If you think diversity on a Christmas tree farm is all about the number of evergreen options sitting in the field for customers in December, think again. J and J Treeland, a family-run operation in Prospect, Virginia, spreads it efforts over enterprises in retail, wholesale, wreath-making, greenery sales, and roping, creating a truly diverse income stream that has evolved to meet changing trends and new demands.
The “J and J” behind the name are John Young and his forester friend Jim Bowen, who started the farm in 1979 and ran it as business partners for twenty years until Jim took a new job with the Department of Forestry and John transitioned to full ownership. “He had the knowledge, I had the land, so we decided we’d pool our resources, and we started out nice and small,” recalls John. “And then greed got the best of us,” he laughs, “So instead of planting a thousand trees, well hell, if that’s good, how about planting three thousand trees, then why not try five thousand…so soon, we had trees in a lot of spots. We were shipping, and mainly we had white pines and Norway spruces and we used to buy Frasier firs out of the mountains, and then I started growing firs and Turkish firs.” Though the farm has downsized from its peak days growing thousands of trees and shipping in wholesale orders to supply retail markets, there was a time when John had trees growing on sites ranging from Sussex to Grundy. “That’s a long stretch,” he adds.
Perhaps the most intriguing element of the farm is its connection to Virginia’s best-loved historical district. “We make all the wreaths for Colonial Williamsburg. Every wreath that you see hanging on those doors in the old part of town is made right here,” John says. Anyone who has visited Duke of Gloucester street in December knows that supplying this order is no small feat. For jobs like this, good help is a necessity. John owns a machine that speeds up the process of attaching greenery to each wreath base, but there is plenty of work to be done by hand, and for that, he employs holiday farm crews. Since many people have difficulty scheduling seasonal work around their year-long jobs, finding labor to go to the field, cut and sort greenery, and assemble wreaths can be challenging. “As long as you can work or you’re willing to work, I’ll give you a job,” John laughs.

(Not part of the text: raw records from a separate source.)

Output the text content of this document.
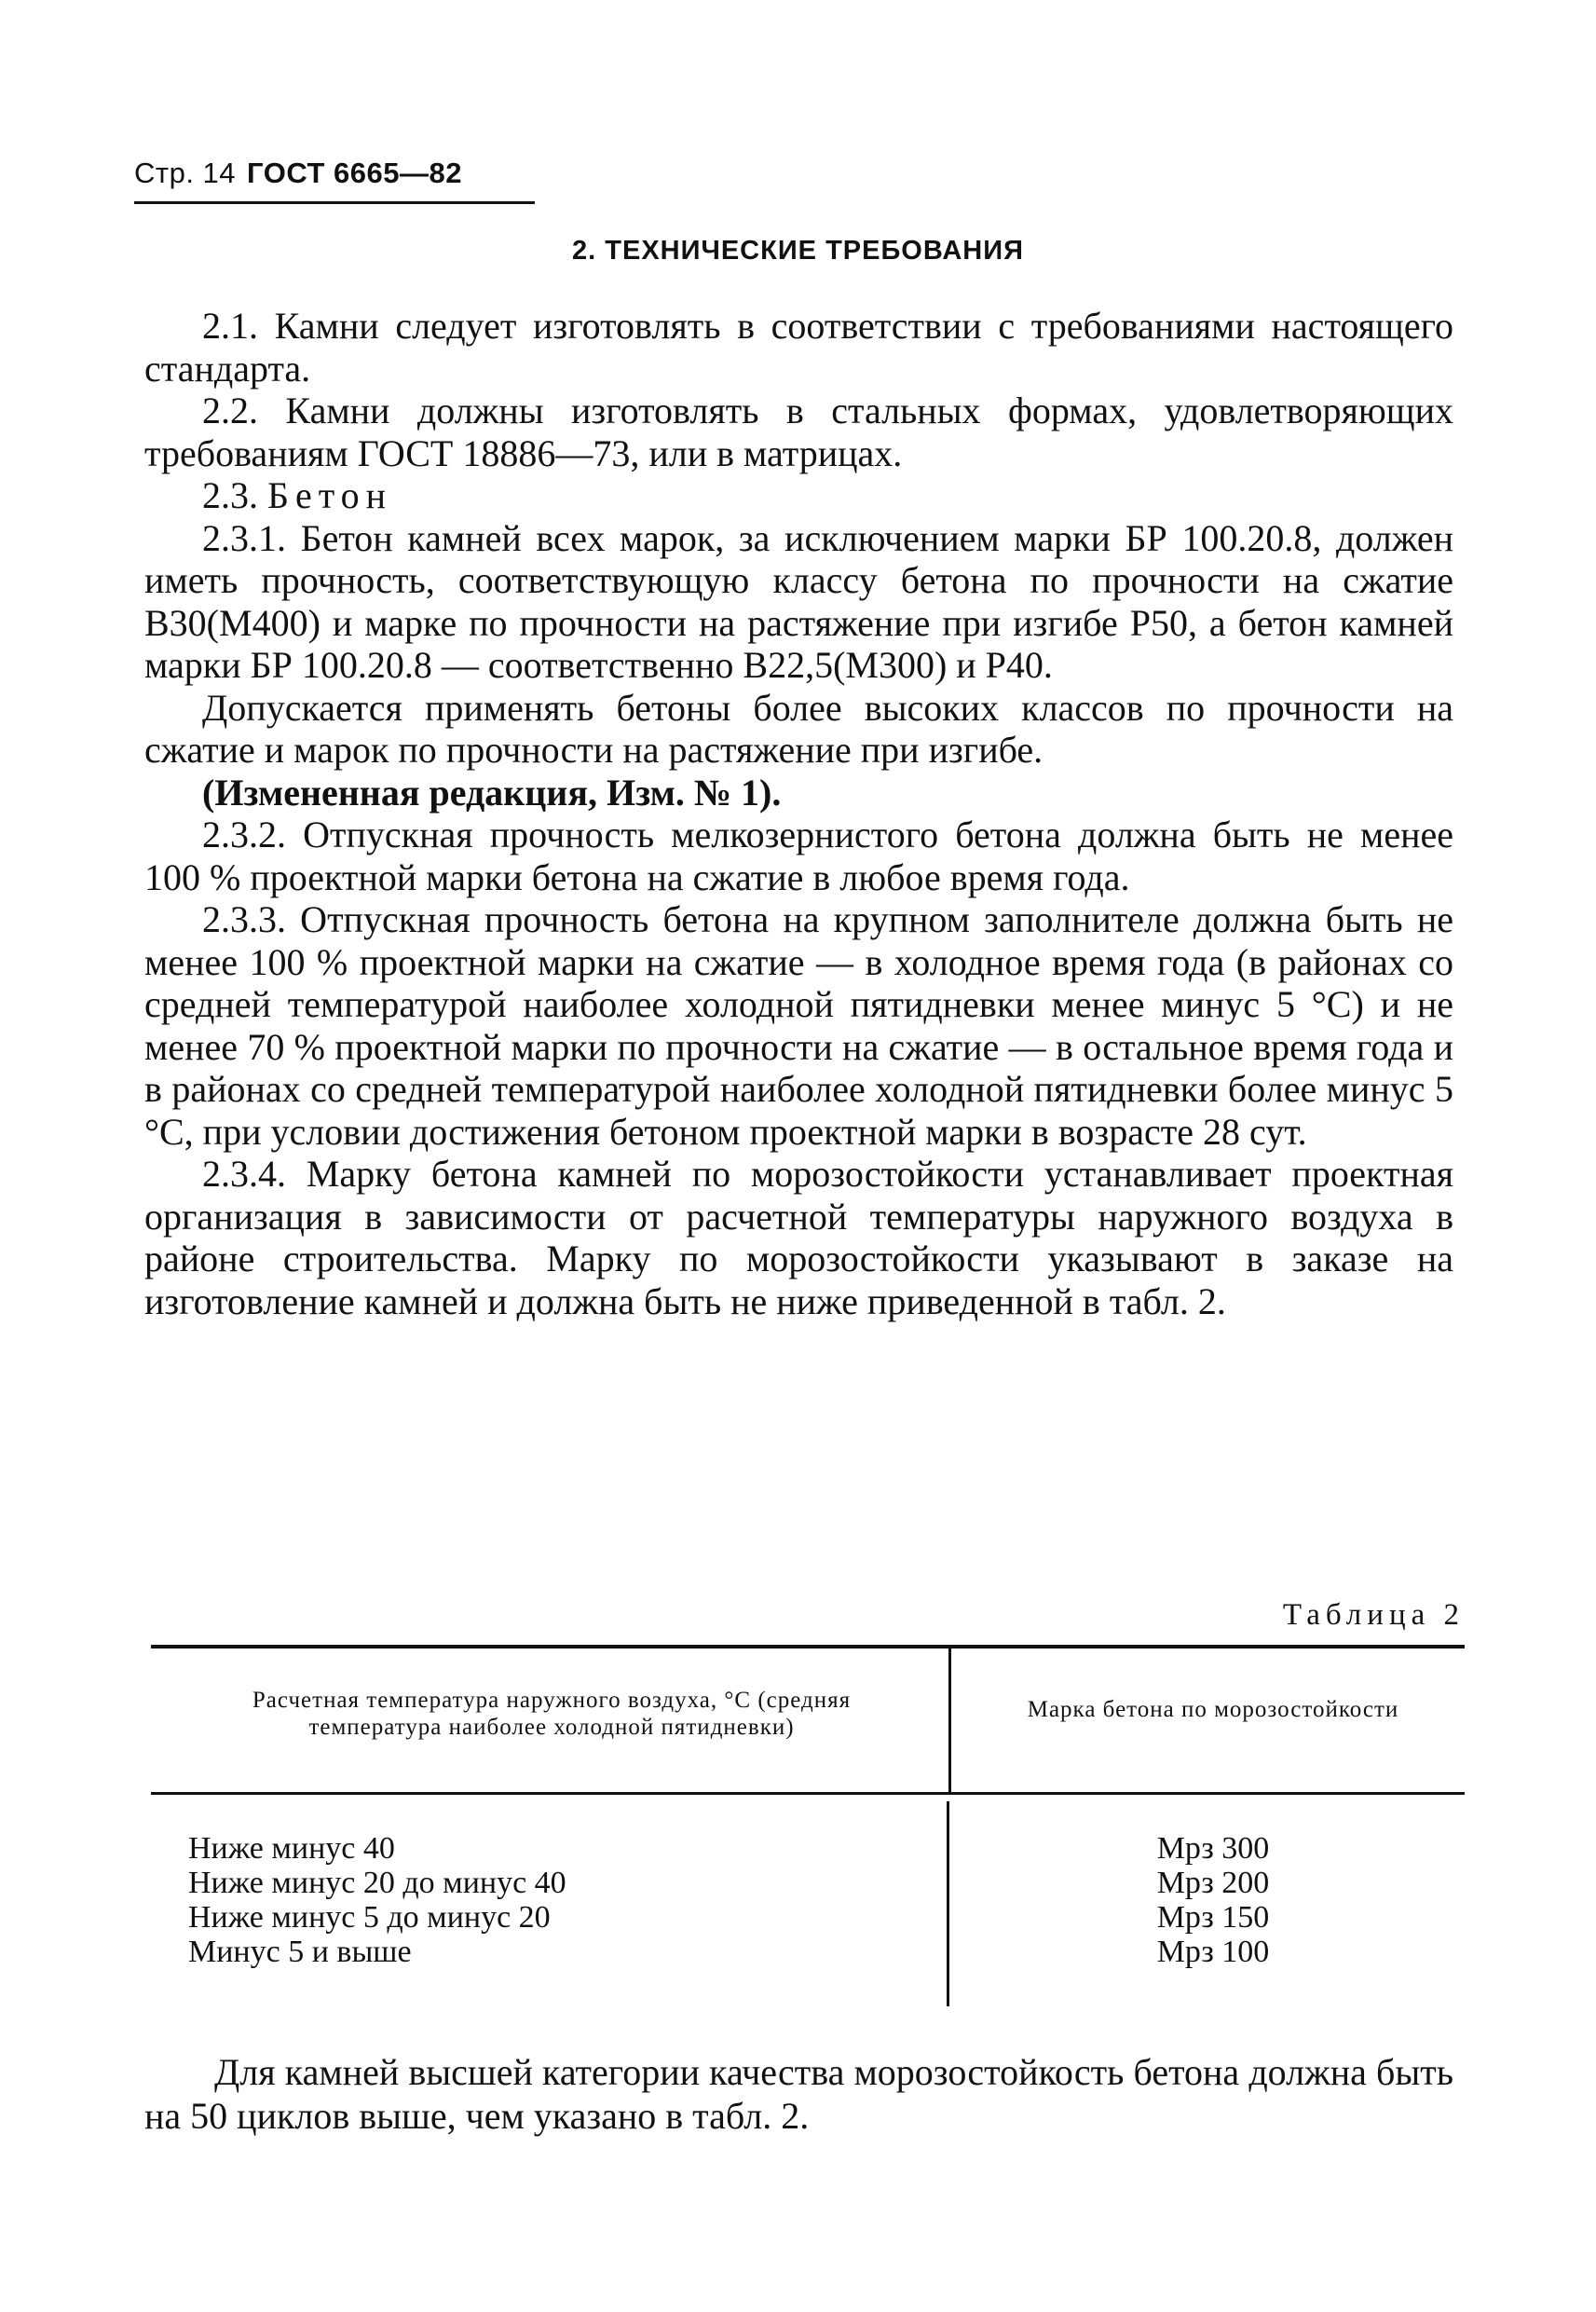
Стр. 14 ГОСТ 6665—82
2. ТЕХНИЧЕСКИЕ ТРЕБОВАНИЯ

2.1. Камни следует изготовлять в соответствии с требованиями настоящего стандарта.

2.2. Камни должны изготовлять в стальных формах, удовлетворяющих требованиям ГОСТ 18886—73, или в матрицах.

2.3. Бетон

2.3.1. Бетон камней всех марок, за исключением марки БР 100.20.8, должен иметь прочность, соответствующую классу бетона по прочности на сжатие В30(М400) и марке по прочности на растяжение при изгибе Р50, а бетон камней марки БР 100.20.8 — соответственно В22,5(М300) и Р40.

Допускается применять бетоны более высоких классов по прочности на сжатие и марок по прочности на растяжение при изгибе.

(Измененная редакция, Изм. № 1).

2.3.2. Отпускная прочность мелкозернистого бетона должна быть не менее 100 % проектной марки бетона на сжатие в любое время года.

2.3.3. Отпускная прочность бетона на крупном заполнителе должна быть не менее 100 % проектной марки на сжатие — в холодное время года (в районах со средней температурой наиболее холодной пятидневки менее минус 5 °С) и не менее 70 % проектной марки по прочности на сжатие — в остальное время года и в районах со средней температурой наиболее холодной пятидневки более минус 5 °С, при условии достижения бетоном проектной марки в возрасте 28 сут.

2.3.4. Марку бетона камней по морозостойкости устанавливает проектная организация в зависимости от расчетной температуры наружного воздуха в районе строительства. Марку по морозостойкости указывают в заказе на изготовление камней и должна быть не ниже приведенной в табл. 2.

Таблица 2
Расчетная температура наружного воздуха, °С (средняя температура наиболее холодной пятидневки)
Марка бетона по морозостойкости
Ниже минус 40
Ниже минус 20 до минус 40
Ниже минус 5 до минус 20
Минус 5 и выше
Мрз 300
Мрз 200
Мрз 150
Мрз 100

Для камней высшей категории качества морозостойкость бетона должна быть на 50 циклов выше, чем указано в табл. 2.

Farm employees undergo some training to prepare for the holiday wreath rush, according to Sarah Kirkman, who runs certain retail and wholesale activities and happens to be John’s granddaughter. “October is when we start the wreaths, and the first three weeks of October are just practice—we have people come in, we show them how to clip, how to make wreaths, all that fun stuff. Our first order goes out November third, so that last week of October is making wreaths for real, and then November is mainly all just wreaths and roping,” she says. With wreaths comes a demand for roping, too. In past years, the family had to bring in roping from Southwest Virginia to meet their orders—they simply could not keep up with demand while making everything by hand. With the addition of a new machine, they can now crank out a great deal of roping to accompany the wreaths. The machine rotates the roping wire, adding material as it goes. “It’s fun. It’s fast. I saw a video, and I was like ‘Hey Papa, we need to buy this!’” Sarah laughs.
For the Colonial Williamsburg order, J and J Treeland employees assemble wreaths up to 42” in size. Each wreath gets dipped into a solution which prevents drying out, and the wreaths are stored under a special shade structure which keeps them cool prior to shipping. “At the end of the day, usually about forty minutes before we are done, we go and tie all the wreaths up and get them in there and get them covered in straw and water to keep the temperature down,” Sarah says. The wreaths are decorated by volunteers when they arrive in Colonial Williamsburg. The farm has also sold their wreaths and roping for years at the nearby Williamsburg Farmers Market.
Aside from growing, cutting up, assembling, and shipping greenery, the farm is still in the Christmas tree supply business—John fills orders with a combination of farm-grown and shipped-in trees, especially Frasier firs brought in from the southwestern counties. Many of his customers are small stores or local businesses with pre-cut tree lots. “A lot of the big operators aren’t interested in sending twenty-five or fifty trees to somebody—they deal with big accounts. So I make wreaths and roping for a lot of places and a lot of them are smaller places, and they just need fifty trees,” John says.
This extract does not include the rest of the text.